Why do people talking about legal matters use the term “in a court of law?” In the context of your very legal story, Karen, what the hell kind of court did you think I was imagining?
Fact: If you grate a giant block of cheese on the wire mesh between you and the priest in the confessional, you’re almost immediately forgiven.
“We’ve been blessed with a second son, another prince”

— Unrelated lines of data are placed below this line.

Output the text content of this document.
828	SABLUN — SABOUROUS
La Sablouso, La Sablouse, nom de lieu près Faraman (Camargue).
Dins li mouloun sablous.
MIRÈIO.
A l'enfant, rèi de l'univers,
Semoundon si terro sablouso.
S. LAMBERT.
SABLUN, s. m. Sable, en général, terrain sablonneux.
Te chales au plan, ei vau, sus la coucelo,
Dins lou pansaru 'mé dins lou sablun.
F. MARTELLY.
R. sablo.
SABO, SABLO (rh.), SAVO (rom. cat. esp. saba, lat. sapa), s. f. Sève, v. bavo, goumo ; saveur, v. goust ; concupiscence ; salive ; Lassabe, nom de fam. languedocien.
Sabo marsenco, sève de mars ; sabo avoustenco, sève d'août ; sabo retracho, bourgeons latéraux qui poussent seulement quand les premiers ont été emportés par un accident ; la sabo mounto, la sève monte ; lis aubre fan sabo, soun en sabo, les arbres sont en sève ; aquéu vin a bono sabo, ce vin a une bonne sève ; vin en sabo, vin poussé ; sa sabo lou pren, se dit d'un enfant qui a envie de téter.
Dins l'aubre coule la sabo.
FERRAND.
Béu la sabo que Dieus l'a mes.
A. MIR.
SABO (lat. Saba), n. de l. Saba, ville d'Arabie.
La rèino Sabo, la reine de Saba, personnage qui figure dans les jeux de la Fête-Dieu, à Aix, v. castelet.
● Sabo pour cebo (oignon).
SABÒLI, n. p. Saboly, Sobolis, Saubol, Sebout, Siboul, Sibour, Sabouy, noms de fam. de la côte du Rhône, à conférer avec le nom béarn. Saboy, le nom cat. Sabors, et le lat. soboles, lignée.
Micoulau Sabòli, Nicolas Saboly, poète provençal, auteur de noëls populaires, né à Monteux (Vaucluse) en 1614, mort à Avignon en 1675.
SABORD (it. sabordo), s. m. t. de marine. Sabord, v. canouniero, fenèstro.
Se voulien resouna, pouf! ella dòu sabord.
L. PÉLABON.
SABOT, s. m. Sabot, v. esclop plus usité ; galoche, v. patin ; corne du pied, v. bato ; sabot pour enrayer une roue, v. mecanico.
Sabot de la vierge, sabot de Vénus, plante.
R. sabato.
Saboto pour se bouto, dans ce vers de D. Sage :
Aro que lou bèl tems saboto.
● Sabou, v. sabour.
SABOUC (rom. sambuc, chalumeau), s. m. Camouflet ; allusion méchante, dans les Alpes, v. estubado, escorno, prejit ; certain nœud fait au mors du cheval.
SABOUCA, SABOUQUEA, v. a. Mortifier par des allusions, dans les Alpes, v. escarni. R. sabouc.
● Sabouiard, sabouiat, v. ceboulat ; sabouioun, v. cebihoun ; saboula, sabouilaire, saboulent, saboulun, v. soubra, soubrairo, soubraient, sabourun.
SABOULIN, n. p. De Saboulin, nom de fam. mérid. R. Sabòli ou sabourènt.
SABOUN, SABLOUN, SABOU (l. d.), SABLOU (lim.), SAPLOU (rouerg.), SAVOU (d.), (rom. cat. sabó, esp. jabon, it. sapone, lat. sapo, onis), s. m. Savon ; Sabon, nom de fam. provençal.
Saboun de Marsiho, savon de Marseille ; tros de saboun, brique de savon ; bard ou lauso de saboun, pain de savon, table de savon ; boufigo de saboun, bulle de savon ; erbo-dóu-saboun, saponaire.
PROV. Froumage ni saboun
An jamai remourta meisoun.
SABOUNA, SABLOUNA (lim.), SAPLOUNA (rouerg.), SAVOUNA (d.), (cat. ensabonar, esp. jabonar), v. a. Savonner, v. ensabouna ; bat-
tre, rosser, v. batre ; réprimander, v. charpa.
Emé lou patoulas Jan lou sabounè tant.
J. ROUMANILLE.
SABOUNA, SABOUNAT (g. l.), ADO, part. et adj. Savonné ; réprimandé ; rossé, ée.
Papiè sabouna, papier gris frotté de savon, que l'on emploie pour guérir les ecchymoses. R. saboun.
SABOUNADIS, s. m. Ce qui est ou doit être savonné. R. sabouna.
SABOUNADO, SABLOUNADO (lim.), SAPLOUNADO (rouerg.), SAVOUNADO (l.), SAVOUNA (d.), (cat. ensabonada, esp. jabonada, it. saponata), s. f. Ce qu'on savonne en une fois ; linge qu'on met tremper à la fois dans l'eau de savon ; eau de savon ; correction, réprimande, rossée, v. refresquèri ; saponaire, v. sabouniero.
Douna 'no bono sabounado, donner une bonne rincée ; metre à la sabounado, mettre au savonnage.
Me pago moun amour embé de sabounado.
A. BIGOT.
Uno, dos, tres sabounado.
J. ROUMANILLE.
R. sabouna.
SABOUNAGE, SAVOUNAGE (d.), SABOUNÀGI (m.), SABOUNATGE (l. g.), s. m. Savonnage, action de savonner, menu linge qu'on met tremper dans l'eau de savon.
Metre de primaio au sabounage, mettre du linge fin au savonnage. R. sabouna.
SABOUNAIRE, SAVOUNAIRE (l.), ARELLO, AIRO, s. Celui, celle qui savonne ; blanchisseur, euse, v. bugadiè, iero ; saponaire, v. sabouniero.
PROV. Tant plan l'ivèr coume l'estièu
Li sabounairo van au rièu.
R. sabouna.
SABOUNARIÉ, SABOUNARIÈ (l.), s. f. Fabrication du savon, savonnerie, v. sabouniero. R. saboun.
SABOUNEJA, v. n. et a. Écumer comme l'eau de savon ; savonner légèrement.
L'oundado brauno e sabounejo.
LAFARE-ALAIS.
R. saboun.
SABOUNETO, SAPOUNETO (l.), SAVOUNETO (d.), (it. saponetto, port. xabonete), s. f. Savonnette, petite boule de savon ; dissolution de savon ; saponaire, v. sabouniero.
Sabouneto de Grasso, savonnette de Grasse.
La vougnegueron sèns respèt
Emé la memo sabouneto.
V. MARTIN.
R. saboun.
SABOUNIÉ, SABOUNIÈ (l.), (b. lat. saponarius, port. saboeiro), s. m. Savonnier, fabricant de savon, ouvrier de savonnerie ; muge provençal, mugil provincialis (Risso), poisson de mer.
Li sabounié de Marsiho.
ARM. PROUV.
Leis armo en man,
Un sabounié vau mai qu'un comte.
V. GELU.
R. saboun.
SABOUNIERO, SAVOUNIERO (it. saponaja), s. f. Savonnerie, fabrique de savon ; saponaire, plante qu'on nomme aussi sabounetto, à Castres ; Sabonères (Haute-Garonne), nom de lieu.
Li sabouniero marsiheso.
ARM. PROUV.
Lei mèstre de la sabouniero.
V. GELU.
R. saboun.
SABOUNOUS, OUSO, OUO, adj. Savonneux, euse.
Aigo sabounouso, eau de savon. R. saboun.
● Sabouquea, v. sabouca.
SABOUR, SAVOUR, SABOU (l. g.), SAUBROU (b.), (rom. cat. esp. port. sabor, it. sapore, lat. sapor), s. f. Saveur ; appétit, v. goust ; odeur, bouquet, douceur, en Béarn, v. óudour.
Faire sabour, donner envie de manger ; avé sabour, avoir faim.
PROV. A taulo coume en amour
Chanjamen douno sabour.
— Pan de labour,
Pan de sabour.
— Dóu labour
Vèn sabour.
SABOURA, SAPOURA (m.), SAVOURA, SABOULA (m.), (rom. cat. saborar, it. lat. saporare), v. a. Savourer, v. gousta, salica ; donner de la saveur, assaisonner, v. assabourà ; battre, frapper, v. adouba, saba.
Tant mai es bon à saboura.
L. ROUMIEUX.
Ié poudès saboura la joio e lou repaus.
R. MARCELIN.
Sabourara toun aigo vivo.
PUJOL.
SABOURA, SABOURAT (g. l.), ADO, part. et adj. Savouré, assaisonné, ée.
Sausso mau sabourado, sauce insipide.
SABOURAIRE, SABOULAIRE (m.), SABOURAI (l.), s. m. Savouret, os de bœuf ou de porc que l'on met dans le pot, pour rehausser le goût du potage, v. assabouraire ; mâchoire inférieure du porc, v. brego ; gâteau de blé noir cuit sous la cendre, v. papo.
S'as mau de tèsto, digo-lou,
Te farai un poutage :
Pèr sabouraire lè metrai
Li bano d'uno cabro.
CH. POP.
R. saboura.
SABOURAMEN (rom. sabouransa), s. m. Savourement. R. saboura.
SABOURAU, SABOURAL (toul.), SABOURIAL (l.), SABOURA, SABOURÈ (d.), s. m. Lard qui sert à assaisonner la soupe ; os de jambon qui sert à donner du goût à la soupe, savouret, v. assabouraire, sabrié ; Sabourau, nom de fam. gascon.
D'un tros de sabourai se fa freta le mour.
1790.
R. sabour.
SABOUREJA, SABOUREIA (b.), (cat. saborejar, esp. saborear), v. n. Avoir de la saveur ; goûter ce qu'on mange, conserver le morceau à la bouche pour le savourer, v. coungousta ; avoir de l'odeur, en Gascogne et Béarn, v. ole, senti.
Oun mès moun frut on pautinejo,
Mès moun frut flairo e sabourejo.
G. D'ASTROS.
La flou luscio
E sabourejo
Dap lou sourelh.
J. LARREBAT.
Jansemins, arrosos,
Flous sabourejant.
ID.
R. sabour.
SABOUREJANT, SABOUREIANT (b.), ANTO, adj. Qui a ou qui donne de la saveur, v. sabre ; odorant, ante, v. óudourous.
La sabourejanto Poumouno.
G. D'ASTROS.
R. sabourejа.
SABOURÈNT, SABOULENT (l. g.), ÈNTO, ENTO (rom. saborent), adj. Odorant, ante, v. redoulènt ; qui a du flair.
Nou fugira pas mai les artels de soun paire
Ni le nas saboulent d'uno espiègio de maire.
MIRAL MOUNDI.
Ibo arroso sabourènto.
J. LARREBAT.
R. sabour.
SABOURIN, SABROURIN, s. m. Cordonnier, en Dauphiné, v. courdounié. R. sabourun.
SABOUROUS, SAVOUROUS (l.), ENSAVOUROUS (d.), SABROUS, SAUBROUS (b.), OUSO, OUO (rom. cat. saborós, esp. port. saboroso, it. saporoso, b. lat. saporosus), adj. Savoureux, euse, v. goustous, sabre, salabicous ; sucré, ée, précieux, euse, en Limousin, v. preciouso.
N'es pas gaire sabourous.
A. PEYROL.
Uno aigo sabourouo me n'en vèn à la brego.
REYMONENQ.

“I hope he doesn’t grow to resent his older brother, Mufasa, who one day will be king”
“Let’s call him Scar”
GOD: let’s give them sinus cavities that fill up with snot and make their face hurt
ANGEL: all the time?
GOD: no just when they’re sick and also when they try to enjoy nice things like flowers and outside
ANGEL: why?
GOD: you keep saying that word
I’m in the South. I’m the only one who ordered vegetables with my dinner.
Finished the cable concealer project. Finally my wife will be so proud of me
When your friend wants to do a drive by but none of us can see that good at night anymore.
Crossover ideas
– 50 Shades of Grey’s Anatomy
– Tiger King and I
– Orange is the New Black Mirror
– Captain Marvellous Mrs Maisel
– Breaking Bad Boys
Smile they said.
Autocorrect turned your lynch mob into a lunch mob? Maybe if you ate something you wouldn’t be so angry.
Roasted beef is like regular beef except the cows family tells embarrassing stories about it, which are tough and tasteless.
I don’t care if it’s immature or not, I’m pausing my age until this bullshit is over.